If you get stuck, look for:
- Cases where the same thing is present in multiple places or times
- Positive manifolds of consistently correlated variables
Bonus Exercise: for each of your three examples from the challenge, see if you can say something about one of the questions raised earlier in the post:
- Do people try to intervene on the variables, and if so do these interventions go through the general factor?
- Are there contexts where it seems reasonable to equate the factor with the average of its outputs? Or contexts where that could be misleading?
- Do some of the outputs provide a biased perspective of the underlying general factor value?
- If you've observed a positive manifold and inferred a general factor from this, do we have any knowledge or good guesses about how real the underlying general factor is?
- Are there chaotic interactions that can be approximated and simplified by understanding the underlying general factor?
You can pick and choose which question you want to answer for each of the examples you provide.
Thanks to Justis Mills for proofreading and feedback.
Further, many effects of aging will decrease your agency, which also adds up to make aging one of the most important determinants of agency.
I do not have a formal definition of relatedness; it is somewhat a matter of judgement. But I guess one example that can be said is, sometimes you "place" the factor in some physical location in the world; for instance, both aging and the g factor gets placed in an individual person. You'd then expect the outputs arrive from the same location as where you placed it.
A common critique here is that such a pattern of correlations could also be driven by mutual interactions; e.g. heat dissipates throughout objects, making the temperature of one part of an object correlated with temperatures of other parts. This is sometimes an important point, but often there will be various things that make the system act as a general factor.
In some settings, it can also be useful to ask how the visible outputs you choose skew your perception of the factor. If there are certain groups where the outputs you look at act differently, then these groups might confuse you about their general factor. For instance in the case of aging, many people hide visible symptoms of aging to look more attractive. In psychometrics, there is a set of properties called "measurement invariance" which are designed to test for these exact problems.
In the case of aging, John Wentworth's overview points to a small core of aging, mainly related to reactive oxygen species.
For instance, with cognitive abilities, some people propose that being good at one thing provides a foundation, which gives one the resources and knowledge to transfer abilities to other abilities, e.g. via analogy. Well, maybe (as I understand, this notion is not well supported by research, but I am not an expert), but there are innate individual differences in e.g. ability to make analogies, which would become a common root cause driving these mutual interactions.

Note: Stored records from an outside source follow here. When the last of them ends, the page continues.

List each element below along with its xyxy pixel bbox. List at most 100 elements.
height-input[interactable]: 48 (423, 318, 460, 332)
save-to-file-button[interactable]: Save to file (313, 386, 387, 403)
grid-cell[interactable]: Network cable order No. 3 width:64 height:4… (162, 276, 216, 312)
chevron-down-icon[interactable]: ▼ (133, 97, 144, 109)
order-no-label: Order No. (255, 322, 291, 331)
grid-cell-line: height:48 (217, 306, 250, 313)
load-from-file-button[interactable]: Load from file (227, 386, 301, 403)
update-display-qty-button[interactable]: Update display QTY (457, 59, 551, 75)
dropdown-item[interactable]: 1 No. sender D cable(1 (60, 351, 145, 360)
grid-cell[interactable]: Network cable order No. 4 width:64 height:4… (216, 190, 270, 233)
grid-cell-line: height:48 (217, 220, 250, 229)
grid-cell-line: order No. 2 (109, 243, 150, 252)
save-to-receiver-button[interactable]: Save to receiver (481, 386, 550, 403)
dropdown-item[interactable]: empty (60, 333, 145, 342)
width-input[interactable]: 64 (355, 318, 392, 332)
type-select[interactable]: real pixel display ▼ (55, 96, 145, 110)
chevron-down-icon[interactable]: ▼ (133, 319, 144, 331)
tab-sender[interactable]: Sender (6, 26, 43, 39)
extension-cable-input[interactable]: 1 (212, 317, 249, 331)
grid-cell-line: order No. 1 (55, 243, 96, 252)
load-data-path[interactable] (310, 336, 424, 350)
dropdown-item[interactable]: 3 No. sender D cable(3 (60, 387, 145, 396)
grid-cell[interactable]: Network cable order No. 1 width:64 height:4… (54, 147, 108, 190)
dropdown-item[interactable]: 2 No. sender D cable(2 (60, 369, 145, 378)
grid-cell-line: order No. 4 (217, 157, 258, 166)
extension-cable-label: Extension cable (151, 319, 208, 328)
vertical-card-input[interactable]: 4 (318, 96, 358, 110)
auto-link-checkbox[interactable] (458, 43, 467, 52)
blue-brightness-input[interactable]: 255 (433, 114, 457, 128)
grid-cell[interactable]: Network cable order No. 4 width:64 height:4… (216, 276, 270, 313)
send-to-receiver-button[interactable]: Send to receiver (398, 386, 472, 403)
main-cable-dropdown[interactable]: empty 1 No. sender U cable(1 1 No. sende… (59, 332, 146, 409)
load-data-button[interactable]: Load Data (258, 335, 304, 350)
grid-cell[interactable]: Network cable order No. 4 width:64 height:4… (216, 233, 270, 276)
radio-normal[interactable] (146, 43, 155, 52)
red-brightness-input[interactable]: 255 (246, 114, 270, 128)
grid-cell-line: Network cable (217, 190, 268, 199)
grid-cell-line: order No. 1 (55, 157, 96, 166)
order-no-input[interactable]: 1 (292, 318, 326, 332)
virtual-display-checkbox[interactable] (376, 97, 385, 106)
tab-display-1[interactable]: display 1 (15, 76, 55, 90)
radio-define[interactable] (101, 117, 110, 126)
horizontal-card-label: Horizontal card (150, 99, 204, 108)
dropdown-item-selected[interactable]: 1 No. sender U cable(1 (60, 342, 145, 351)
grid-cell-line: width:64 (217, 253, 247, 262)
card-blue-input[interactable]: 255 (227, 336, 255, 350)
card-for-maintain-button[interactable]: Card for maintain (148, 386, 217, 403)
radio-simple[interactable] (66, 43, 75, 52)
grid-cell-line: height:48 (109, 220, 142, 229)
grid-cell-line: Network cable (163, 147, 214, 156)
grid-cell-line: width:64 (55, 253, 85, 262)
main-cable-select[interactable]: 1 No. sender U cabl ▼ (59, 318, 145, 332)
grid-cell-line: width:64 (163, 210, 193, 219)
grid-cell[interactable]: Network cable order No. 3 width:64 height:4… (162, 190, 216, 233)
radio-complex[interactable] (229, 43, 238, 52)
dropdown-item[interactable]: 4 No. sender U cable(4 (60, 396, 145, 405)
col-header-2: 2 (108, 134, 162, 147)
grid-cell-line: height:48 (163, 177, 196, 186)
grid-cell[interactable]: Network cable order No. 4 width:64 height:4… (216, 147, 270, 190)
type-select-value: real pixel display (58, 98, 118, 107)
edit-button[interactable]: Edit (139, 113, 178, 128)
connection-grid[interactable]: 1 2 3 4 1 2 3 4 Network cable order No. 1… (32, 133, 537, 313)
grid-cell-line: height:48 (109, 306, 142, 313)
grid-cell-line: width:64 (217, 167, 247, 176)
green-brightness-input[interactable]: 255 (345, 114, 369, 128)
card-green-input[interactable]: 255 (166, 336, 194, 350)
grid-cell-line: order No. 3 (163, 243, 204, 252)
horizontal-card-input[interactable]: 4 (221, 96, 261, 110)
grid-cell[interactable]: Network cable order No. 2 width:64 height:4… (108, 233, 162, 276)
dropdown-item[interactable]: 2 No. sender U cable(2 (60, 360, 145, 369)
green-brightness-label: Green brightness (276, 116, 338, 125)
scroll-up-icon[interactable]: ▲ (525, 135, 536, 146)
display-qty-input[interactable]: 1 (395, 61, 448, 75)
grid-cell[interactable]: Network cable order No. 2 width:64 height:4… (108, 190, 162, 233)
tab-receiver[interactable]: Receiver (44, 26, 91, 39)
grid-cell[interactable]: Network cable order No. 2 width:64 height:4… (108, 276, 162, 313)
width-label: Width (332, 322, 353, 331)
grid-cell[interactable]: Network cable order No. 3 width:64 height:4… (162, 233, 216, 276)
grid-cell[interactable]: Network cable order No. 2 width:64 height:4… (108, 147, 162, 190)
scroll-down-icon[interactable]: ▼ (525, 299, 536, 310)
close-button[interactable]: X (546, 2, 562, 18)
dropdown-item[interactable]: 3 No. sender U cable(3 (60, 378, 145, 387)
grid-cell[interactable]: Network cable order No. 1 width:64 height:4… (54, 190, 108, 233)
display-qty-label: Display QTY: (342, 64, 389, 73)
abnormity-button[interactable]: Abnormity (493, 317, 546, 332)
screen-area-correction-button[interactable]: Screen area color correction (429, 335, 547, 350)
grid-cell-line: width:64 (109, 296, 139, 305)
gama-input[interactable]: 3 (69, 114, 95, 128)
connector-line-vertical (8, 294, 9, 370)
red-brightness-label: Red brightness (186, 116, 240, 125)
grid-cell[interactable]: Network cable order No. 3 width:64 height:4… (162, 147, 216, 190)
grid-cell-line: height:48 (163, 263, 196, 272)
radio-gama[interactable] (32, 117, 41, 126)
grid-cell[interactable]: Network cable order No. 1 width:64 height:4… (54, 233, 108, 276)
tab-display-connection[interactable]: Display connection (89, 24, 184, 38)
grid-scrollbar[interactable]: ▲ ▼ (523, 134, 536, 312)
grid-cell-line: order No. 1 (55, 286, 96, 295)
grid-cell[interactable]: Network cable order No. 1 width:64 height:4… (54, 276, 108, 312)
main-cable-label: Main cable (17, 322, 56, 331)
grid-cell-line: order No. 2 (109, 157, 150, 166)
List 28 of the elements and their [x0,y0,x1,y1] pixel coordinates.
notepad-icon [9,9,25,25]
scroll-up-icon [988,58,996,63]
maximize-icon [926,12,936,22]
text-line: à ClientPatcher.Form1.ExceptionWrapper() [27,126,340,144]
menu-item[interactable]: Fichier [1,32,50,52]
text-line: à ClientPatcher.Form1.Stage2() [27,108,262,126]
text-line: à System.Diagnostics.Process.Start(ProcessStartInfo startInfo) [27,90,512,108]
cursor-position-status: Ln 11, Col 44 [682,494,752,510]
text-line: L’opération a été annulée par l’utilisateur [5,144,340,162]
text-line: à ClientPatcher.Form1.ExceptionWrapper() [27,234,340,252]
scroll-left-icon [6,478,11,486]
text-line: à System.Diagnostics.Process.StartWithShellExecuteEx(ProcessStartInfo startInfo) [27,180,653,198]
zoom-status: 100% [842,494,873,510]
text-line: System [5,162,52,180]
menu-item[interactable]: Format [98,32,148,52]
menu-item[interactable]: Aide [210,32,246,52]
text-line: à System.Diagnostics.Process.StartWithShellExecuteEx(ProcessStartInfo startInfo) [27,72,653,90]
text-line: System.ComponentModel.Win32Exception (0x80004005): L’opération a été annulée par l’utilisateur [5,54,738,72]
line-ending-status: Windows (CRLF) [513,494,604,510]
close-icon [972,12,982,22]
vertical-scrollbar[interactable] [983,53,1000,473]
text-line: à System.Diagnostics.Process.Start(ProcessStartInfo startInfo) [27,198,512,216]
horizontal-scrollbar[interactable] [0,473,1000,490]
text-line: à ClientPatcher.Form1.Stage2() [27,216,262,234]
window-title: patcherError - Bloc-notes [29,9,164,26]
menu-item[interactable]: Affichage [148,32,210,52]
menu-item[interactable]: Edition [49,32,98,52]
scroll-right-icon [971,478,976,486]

You can think of this as separation of scale being well-approximated by the large-scale influencing the small-scale. E.g. consider the temperature of different pieces of an object standing outside. The different pieces are mutually interacting, with heat dissipating around. However, mostly, the temperature is determined by the heat impacted by the sun, either by directly shining light on the object, or by heating up the overall surroundings.
One important context where this may fail is with long-tailed distributions or nonlinear interactions. Here, individual parts of a network can have strong effects in ways that are tightly related to the network shape.